Après notre union, mettre des enfants au monde ne fut pas pour nous
la plus aisée des décisions. Bien qu’alors âgée d’à peine 25 ans,
l’horloge biologique de Nina faisait déjà tic tac; quant à moi, ma
carrière venait juste de prendre son envol et la venue d’un enfant ne
pouvait que la compromettre, au moins le pensais-je. En clair, elle
désirait un enfant, moi non, pas tout de suite en tout cas.
Ce fut cette fameuse nuit de saoûlerie du 15 mars qui avait enfin
tranché le litige tacite. Je rentrais d’un bal de remise de prix où, je
m’étais vu discerner une récompense pour le meilleur scénario avec « On
ne mourra pas demain ». Contrairement à mon habitude, je m’étais un peu
lâché avec l’alcool, expression de l’instablilté relationnelle que
j’entretenais alors avec le monde de la télévision : curieusement, ce
monde que je haïssais foncièrement me reconnaissait. De retour à la
maison, toujours en proie à cette espèce de vanité amère et à la vue du
sein blanc de Nina débordant de la nuisette, j’eus une envie dévorante
de lui faire l’amour. Je la réveillai tendrement presqu’en pleurs
tellement l’émotion s’était emparée de moi. Une minute plus tard je la
baisais comme un demeuré (d’ailleurs c’était la première fois que je
tentais la fessée en l’aimant par derrière); l’alcool courant toujours
dans mes veines et la tentative de Nina de ralentir la cadence de nos
ébats me rendaient encore plus agressif à telle enseigne que, quand
j’étais en train de jouir, elle poussa un douloureux « aïe, chéri ! »
et mon préservatif se déchira. Deux jours plus tard, le testeur de
grossesse colorait d’épanouissment le visage de Nina. Son nid allait
enfin remplir sa fonction première : elle était enceinte.
L’aîné fut donc ce qu’on appelle un enfant non désiré, du moins
chronologiquement parlant. Pourtant, il n’en fut pas moins aimé, à
l’excès même, surtout de la part de sa mère, sûrement une manière pour
elle d’épargner à son enfant l’histoire de sa conception accidentée et
toute répercussion psychologique que celle-ci pouvait receler. Pas une
seconde, elle manquait de lui prouver son affection inconditionnelle. A
l’âge de quatre ans déjà, étouffant par cet amour, le gamin avait finit
par prendre sa mère en horreur et s’intéresser davantage à mon sujet,
moi le principal coupable de sa conception peu catholique. Certes,
j’étais tendre envers lui mais c’était tout. Sa compagnie m’indisposait
car, comme lui, j’avais été un enfant non désiré.

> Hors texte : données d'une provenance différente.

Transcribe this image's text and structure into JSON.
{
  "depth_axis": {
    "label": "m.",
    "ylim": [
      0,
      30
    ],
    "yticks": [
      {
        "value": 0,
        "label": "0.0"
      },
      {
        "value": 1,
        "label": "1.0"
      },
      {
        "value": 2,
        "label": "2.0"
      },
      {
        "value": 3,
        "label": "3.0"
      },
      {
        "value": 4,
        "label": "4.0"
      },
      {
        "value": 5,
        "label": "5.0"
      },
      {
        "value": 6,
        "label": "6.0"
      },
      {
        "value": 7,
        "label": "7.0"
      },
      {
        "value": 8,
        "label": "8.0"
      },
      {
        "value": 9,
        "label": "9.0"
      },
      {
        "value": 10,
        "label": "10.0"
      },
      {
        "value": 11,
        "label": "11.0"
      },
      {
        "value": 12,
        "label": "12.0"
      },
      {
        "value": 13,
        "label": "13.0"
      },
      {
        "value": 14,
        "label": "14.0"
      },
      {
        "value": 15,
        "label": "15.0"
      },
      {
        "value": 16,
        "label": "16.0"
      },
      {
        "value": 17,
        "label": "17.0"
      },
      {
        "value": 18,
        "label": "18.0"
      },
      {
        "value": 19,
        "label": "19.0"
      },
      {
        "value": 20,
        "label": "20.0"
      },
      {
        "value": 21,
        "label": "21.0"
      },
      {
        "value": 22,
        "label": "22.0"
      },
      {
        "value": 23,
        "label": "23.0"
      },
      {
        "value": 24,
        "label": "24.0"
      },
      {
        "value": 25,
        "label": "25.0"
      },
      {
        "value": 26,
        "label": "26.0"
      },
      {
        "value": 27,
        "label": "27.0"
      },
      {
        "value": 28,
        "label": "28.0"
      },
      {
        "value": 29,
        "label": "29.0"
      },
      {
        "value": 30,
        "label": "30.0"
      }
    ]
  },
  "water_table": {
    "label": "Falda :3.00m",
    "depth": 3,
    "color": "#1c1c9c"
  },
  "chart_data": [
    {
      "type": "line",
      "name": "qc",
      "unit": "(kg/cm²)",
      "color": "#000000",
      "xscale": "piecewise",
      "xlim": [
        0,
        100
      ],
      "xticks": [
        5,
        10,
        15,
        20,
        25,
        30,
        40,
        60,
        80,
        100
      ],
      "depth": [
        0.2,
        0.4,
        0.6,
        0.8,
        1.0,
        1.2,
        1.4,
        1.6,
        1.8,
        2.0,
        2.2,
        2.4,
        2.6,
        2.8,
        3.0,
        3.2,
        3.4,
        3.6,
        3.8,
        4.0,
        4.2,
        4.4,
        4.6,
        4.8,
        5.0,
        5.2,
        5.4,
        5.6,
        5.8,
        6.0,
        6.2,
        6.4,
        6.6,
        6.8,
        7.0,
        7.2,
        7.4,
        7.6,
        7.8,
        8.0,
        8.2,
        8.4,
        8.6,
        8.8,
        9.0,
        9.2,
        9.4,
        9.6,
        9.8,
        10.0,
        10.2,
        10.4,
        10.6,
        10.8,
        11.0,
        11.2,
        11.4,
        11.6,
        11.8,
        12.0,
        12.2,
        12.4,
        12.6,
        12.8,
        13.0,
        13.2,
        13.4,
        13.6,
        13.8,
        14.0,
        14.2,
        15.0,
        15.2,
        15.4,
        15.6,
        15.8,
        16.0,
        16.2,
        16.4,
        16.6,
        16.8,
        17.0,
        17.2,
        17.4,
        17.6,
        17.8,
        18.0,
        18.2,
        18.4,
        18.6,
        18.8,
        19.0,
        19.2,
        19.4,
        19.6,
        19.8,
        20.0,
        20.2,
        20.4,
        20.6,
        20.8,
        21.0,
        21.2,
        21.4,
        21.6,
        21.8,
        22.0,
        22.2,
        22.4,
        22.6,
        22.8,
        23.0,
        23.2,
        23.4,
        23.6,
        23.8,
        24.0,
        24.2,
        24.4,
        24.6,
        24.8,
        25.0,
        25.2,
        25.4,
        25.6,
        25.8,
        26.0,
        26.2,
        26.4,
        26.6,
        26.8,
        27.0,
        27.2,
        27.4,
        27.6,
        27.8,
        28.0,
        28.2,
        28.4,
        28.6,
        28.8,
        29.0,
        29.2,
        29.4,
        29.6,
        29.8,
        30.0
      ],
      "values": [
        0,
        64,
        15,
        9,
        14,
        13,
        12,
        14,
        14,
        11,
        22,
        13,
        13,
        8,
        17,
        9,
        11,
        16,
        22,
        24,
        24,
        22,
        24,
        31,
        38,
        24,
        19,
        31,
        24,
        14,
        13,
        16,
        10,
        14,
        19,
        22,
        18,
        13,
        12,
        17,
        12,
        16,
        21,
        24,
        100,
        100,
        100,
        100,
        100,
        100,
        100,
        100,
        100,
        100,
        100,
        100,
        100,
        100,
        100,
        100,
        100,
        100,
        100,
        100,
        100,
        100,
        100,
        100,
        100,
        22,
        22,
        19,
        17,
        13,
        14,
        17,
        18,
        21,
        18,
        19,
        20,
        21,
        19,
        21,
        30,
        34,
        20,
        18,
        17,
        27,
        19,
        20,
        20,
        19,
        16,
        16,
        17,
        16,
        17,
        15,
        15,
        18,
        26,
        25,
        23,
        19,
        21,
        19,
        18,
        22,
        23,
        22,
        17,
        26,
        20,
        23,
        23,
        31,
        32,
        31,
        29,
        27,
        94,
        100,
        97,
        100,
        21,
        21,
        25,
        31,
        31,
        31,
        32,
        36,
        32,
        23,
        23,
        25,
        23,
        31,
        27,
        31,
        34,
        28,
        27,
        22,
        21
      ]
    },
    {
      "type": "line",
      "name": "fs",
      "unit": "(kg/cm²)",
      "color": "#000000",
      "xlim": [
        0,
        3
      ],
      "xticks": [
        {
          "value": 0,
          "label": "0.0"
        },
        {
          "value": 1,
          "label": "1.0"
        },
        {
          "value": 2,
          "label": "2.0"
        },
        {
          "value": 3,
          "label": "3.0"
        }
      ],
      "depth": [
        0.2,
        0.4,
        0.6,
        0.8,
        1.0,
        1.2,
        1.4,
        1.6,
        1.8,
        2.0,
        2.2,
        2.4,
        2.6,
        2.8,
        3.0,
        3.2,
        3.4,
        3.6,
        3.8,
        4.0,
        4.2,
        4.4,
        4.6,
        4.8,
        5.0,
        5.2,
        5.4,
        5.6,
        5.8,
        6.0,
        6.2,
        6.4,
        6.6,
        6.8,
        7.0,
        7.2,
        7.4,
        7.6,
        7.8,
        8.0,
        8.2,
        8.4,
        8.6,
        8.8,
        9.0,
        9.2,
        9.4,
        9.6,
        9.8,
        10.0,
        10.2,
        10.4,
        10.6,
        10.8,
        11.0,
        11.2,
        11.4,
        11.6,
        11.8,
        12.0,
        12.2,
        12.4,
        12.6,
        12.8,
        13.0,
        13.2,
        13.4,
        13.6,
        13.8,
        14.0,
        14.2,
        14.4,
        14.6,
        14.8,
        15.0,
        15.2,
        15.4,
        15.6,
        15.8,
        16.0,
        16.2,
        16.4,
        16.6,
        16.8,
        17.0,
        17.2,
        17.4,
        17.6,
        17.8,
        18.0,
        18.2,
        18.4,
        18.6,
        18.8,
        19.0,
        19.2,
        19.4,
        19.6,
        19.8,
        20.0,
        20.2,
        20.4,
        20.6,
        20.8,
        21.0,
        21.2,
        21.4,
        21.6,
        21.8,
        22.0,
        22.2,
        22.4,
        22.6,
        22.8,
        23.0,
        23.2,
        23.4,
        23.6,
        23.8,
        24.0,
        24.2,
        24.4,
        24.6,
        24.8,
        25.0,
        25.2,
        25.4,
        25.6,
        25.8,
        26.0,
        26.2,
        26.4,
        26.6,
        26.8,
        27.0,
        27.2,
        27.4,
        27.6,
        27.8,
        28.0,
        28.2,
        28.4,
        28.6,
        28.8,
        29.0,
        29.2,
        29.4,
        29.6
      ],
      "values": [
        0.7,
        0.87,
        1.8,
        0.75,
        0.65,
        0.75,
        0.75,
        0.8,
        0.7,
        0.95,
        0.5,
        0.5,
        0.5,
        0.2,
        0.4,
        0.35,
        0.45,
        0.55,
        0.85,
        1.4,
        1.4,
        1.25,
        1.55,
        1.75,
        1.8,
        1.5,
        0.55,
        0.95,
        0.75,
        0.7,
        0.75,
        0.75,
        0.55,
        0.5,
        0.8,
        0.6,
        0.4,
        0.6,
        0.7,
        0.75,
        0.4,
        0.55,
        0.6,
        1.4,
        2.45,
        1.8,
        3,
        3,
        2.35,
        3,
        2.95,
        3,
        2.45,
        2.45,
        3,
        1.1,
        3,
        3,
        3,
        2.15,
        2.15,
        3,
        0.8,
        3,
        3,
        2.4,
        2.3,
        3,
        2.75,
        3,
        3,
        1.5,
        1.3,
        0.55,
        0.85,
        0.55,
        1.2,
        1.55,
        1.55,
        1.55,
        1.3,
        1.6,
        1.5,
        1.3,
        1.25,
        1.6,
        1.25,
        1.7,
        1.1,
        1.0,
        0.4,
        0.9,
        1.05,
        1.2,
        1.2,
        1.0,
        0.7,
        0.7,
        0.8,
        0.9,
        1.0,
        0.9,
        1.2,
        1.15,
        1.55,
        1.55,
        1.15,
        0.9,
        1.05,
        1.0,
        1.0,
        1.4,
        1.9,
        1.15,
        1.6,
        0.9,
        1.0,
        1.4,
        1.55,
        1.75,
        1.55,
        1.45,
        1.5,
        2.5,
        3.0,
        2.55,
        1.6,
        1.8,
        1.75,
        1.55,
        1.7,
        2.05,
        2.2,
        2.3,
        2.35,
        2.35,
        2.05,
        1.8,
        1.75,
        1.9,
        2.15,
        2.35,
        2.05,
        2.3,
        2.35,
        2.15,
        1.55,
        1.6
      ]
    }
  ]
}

D’ailleurs, à ce
sujet, j’ai toujours pensé que l’aîné est un sale brouillon d’une
dissertation philosophique finalement hors sujet.
« Je suis né par accident et je roule dans une BMW. » Cette phrase
pourrait être le onzième commandement, pensai-je, ou peut-être encore
une sorte de verset d’une secte matérialiste. Quoiqu’il en fût, quelque
chose au fond de moi me disait qu’il s’agirait plutôt du titre ou de la
phrase d’ouverture du roman que je n’avais pas encore écrit. Quand je
rentrai à la maison, je me hâtai d’écrire ma phrase sur mon cahier de
notes de peur que je ne l’oubliât.
« A table ! », fit Nina une première fois. Moi, j’étais affalé sur
mon fauteuil, absorbé à retourner ma phrase dans tous les sens, à
concevoir son contexte, son histoire. Au deuxième appel, « A table ! La
soupe se refroidit ! », je me levai brusquement comme extirpé d’un rêve
érotique ce qui me donna le tournis. Au moment où je marchais vers la
table, mon regard croisa celui de la Vierge Marie de cette icône
orthodoxe. Et ma deuxième phrase vit le jour. « Je suis né par accident
et je roule dans une BMW. Dieu n’existe pas. » Content de ma
trouvaille, je lâchais un imposant « A table les enfants ! » qui eut le
même impact qu’un rot d’un poisson rouge dans un aquarium.
Désormais, c’était évident; notre nid allait accueillir un quatrième visiteur : un roman.